I will never forget the scores of mothers working in sugar fields in Mozambique, waving their £5 weekly pay cheques - and demanding to know how they could ever afford, no matter how hard they worked, to pay for their children's education.

And I met a 12-year-old girl in a hut in a Tanzanian village. Her brother was suffering from Aids and she told me that - to help him - her ambition was to be a doctor. But I knew there and then that this impoverished girl, no matter how determined she was, could never afford secondary school, far less pay for a medical education. Without the action we propose, her potential - and that of millions - will remain forever unrealized and unfulfilled.

Yet the demand for education and the faith in it is impressive. When Kenya made education free, one million children turned up from nowhere to enroll for schooling. One million who could not afford education one day started to grow, develop and flourish at school the next day. When Uganda made education free, numbers increased from three million to over five million and the gender gap was all but eliminated. When Malawi made education free, enrolments rose by 50 per cent to three million.

But even today, the World Bank estimates 77 out of 94 poor countries still charge some type of fees for primary education. Under the World Bank's fast- track initiative, countries like ours - with Hilary Benn's leadership - are providing increased financial aid in return for poor countries committing to prioritize education. Under this initiative, universal free primary education could be provided to 67 million children in up to 60 countries currently denied it - almost two thirds of the global total excluded.

But we know the poorest countries cannot provide schooling and abolish fees without long- term predictable funding. A year or two's aid is not enough to plan for a generation of new schools and teachers. Britain's proposal for an international finance facility would break free from the halting and intermittent aid of the past, would frontload finance and guarantee it for the long term.
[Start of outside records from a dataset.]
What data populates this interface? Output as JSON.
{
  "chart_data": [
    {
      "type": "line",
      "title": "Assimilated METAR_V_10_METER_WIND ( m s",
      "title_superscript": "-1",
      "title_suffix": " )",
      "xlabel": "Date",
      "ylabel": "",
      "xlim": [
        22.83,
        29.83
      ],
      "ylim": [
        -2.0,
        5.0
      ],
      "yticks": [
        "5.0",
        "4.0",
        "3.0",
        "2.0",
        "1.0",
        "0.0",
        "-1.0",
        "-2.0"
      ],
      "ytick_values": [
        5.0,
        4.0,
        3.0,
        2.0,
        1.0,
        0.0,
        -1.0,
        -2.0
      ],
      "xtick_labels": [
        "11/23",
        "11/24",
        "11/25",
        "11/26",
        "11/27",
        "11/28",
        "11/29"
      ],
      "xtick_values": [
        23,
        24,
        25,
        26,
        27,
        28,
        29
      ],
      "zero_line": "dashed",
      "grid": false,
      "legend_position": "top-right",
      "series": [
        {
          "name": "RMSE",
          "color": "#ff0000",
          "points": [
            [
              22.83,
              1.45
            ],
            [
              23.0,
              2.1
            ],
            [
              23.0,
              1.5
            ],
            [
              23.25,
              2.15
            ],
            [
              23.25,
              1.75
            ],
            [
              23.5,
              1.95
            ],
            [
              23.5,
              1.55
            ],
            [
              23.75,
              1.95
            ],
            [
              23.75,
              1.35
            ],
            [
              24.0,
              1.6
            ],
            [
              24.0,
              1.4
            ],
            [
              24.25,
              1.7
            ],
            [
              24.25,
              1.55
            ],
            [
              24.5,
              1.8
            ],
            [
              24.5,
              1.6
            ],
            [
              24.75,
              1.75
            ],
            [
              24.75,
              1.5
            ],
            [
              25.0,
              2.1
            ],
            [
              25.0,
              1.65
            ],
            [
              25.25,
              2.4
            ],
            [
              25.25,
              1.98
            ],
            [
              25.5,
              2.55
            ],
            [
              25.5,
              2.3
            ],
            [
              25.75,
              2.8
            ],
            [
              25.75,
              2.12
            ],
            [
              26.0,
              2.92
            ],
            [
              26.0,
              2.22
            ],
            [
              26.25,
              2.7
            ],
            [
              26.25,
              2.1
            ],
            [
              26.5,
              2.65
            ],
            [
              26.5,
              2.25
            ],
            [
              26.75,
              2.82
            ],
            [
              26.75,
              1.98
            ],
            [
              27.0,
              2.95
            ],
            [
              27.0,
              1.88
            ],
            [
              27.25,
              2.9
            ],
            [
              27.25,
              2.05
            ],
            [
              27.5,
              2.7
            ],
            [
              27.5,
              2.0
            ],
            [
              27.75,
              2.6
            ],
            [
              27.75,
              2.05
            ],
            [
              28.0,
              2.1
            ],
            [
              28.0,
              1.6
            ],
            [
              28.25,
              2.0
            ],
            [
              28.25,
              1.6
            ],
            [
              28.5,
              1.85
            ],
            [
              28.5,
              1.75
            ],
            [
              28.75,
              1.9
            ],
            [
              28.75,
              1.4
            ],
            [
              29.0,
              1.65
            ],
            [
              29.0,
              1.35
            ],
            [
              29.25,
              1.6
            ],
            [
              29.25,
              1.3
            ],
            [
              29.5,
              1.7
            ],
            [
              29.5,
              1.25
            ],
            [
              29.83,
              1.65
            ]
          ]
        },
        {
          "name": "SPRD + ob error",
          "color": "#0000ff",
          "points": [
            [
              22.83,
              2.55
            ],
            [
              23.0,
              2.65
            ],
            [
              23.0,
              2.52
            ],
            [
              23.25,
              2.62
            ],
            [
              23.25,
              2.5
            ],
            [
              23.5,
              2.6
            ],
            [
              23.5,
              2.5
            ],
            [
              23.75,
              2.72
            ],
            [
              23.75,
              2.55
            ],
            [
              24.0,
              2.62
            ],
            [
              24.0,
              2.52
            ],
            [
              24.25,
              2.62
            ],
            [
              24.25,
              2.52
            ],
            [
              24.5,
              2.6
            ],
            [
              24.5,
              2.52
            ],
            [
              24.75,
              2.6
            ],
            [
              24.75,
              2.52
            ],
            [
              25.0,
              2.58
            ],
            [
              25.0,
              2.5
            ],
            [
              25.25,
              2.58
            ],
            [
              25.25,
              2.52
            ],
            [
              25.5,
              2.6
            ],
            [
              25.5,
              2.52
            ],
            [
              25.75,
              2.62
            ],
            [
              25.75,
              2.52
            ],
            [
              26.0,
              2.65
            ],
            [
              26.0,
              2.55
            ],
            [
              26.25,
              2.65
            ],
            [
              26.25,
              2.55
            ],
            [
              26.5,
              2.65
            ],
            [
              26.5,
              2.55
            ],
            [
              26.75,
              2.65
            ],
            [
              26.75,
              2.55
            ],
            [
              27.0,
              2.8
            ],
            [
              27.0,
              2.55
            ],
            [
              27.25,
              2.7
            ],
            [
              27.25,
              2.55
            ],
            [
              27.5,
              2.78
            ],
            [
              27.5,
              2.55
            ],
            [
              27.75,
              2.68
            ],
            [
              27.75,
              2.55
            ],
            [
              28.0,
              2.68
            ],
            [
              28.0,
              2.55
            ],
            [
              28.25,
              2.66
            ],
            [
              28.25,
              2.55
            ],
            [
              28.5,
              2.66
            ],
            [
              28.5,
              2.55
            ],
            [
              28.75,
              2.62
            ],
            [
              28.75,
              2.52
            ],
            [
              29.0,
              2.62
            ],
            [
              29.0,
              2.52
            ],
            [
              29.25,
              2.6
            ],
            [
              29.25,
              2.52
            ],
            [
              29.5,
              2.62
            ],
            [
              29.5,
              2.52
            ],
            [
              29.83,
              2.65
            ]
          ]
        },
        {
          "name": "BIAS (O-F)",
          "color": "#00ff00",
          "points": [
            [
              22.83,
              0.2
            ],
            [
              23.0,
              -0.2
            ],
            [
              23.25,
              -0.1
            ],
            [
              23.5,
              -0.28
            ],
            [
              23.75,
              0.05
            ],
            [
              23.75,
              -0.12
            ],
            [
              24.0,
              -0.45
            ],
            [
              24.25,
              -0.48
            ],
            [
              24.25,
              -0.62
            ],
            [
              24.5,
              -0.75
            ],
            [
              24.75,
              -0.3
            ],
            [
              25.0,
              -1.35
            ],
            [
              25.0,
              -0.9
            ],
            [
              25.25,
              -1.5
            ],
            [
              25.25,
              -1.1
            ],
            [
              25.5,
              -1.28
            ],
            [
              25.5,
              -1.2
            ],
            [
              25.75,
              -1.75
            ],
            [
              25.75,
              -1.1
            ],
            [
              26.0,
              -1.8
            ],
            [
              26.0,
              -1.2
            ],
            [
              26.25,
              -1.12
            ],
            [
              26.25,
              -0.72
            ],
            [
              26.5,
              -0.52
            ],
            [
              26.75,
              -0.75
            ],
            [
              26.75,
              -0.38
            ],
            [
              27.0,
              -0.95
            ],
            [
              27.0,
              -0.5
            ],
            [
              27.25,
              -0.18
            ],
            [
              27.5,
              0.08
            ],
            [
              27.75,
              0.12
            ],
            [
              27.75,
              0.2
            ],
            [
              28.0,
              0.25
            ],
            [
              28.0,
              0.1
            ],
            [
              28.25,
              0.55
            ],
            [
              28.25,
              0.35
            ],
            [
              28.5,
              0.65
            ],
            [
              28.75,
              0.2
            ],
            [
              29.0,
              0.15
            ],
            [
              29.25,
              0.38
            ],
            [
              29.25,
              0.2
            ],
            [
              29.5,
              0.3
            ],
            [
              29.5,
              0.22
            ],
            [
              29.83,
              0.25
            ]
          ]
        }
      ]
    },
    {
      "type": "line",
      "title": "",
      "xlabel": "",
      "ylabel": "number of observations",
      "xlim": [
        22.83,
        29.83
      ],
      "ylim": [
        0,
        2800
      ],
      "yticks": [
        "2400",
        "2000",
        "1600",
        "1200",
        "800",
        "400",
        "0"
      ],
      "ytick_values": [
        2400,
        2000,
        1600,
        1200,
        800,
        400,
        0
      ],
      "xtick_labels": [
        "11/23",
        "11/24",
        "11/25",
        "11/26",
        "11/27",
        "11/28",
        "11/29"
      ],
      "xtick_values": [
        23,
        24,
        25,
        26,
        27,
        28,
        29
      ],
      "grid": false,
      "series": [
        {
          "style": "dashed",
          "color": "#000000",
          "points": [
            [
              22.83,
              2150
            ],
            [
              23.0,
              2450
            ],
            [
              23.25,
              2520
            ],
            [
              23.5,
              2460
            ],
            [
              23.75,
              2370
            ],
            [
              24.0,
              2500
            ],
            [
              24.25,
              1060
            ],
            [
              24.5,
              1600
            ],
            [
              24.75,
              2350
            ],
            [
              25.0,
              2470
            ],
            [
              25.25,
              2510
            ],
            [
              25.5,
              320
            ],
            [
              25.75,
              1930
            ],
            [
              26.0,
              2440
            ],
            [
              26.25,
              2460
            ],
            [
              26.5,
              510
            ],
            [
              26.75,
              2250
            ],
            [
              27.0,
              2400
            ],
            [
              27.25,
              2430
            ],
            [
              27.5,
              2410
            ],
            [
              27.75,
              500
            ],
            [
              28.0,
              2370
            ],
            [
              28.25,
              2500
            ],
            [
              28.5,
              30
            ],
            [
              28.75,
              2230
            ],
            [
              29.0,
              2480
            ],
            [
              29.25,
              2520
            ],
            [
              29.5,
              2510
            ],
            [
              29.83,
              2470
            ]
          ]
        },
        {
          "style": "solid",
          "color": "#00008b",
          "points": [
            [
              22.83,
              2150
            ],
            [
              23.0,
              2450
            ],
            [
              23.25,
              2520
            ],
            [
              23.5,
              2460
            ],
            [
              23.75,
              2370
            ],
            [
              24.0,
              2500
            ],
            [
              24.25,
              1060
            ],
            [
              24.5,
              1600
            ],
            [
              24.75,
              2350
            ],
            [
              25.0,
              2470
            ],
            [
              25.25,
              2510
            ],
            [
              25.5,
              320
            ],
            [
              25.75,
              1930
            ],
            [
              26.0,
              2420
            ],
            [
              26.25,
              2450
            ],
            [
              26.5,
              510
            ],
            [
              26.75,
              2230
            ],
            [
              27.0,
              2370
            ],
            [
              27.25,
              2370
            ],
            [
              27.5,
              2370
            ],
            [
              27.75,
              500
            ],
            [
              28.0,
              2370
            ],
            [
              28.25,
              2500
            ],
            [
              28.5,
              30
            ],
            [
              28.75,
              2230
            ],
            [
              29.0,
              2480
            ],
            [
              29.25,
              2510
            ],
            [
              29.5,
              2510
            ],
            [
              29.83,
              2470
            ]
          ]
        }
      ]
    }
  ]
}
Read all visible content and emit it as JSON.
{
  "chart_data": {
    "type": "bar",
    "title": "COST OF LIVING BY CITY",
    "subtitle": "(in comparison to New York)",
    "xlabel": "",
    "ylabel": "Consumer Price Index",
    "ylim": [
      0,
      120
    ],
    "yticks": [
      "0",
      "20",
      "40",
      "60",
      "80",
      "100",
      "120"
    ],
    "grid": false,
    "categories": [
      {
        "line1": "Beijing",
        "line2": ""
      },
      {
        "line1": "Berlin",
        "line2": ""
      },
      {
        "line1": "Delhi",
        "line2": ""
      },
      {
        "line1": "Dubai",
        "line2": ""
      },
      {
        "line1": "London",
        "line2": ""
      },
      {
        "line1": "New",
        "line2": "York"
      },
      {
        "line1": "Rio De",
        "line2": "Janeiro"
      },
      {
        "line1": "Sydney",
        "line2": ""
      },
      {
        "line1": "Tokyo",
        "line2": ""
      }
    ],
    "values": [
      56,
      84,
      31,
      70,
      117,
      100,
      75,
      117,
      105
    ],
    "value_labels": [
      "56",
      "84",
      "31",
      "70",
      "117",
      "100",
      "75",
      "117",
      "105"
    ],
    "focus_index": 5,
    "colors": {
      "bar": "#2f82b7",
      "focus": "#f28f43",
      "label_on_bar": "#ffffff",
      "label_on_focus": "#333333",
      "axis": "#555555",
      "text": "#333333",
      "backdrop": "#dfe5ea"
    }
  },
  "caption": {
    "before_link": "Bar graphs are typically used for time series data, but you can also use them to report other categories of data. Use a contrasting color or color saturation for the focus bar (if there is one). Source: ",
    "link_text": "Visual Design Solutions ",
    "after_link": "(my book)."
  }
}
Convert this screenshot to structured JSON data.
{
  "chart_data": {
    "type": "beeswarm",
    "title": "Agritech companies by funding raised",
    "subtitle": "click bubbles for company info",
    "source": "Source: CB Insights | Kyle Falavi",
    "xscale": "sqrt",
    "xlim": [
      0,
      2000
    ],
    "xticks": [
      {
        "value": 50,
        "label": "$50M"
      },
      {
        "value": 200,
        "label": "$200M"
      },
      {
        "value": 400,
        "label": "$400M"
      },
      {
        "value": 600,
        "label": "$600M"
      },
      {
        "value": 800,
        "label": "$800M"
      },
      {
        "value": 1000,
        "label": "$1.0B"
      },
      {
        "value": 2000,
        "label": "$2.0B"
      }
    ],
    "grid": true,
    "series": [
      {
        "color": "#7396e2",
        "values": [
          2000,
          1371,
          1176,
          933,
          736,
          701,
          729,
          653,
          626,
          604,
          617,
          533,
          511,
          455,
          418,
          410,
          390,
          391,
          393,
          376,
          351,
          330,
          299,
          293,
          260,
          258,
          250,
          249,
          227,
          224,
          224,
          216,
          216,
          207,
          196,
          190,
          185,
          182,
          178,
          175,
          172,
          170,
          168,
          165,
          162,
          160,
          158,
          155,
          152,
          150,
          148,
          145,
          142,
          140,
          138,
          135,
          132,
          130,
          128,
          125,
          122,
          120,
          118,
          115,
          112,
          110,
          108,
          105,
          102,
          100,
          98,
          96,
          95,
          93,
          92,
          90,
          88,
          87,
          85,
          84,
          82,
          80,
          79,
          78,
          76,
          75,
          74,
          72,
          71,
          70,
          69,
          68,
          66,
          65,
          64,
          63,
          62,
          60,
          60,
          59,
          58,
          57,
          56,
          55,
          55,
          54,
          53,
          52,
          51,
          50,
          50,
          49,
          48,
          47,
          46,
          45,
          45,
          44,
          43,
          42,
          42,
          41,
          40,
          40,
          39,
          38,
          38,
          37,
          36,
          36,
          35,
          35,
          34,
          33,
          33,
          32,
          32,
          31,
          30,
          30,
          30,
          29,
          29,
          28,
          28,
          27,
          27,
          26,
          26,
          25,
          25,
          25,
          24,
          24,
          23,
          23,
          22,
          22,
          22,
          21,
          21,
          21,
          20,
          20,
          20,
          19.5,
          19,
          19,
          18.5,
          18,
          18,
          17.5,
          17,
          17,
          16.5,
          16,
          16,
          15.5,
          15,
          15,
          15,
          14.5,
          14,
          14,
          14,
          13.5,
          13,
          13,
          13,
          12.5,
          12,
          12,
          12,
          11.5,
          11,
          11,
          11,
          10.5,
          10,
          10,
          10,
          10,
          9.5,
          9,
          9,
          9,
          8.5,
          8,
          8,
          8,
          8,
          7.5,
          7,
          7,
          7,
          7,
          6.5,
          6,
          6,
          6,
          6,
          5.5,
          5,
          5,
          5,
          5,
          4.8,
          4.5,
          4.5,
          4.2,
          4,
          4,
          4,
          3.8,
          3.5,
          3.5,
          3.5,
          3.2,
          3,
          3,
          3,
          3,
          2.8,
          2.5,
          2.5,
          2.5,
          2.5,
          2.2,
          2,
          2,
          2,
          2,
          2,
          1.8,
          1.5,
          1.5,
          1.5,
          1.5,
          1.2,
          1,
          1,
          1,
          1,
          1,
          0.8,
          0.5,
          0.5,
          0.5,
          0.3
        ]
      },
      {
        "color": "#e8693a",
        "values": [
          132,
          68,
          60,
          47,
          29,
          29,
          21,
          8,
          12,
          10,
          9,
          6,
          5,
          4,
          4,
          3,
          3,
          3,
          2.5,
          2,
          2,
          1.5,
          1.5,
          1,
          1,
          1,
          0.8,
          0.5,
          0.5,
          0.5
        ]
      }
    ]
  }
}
The pilot facility for immunization will start to show what can be done, frontloading $4bn to save five million lives by 2015.

During the coming year, we should start a new facility to do the same for long-term provision of schooling, not only enabling children to break from the vicious cycle of illiteracy, unemployment and poverty but empowering poor countries to become educated and skilled as a means to growth. So in 2006 and 2007, "Education for All" should not just be a slogan. It should become a global cause around which the world can unite that affirms our dignity as human beings - that no matter their birth or background, every child in every part of the world should have the chance to realize their potential, to bridge the gap between what they are and what they have it in themselves to become, and so to enrich the world.

Let us become the first generation in history that develops not just the potential of some but all our children. We know what quality education can achieve. We know that delivering free education is a test of our resolve at Gleneagles to double aid. We can afford it. And we cannot afford not to do it.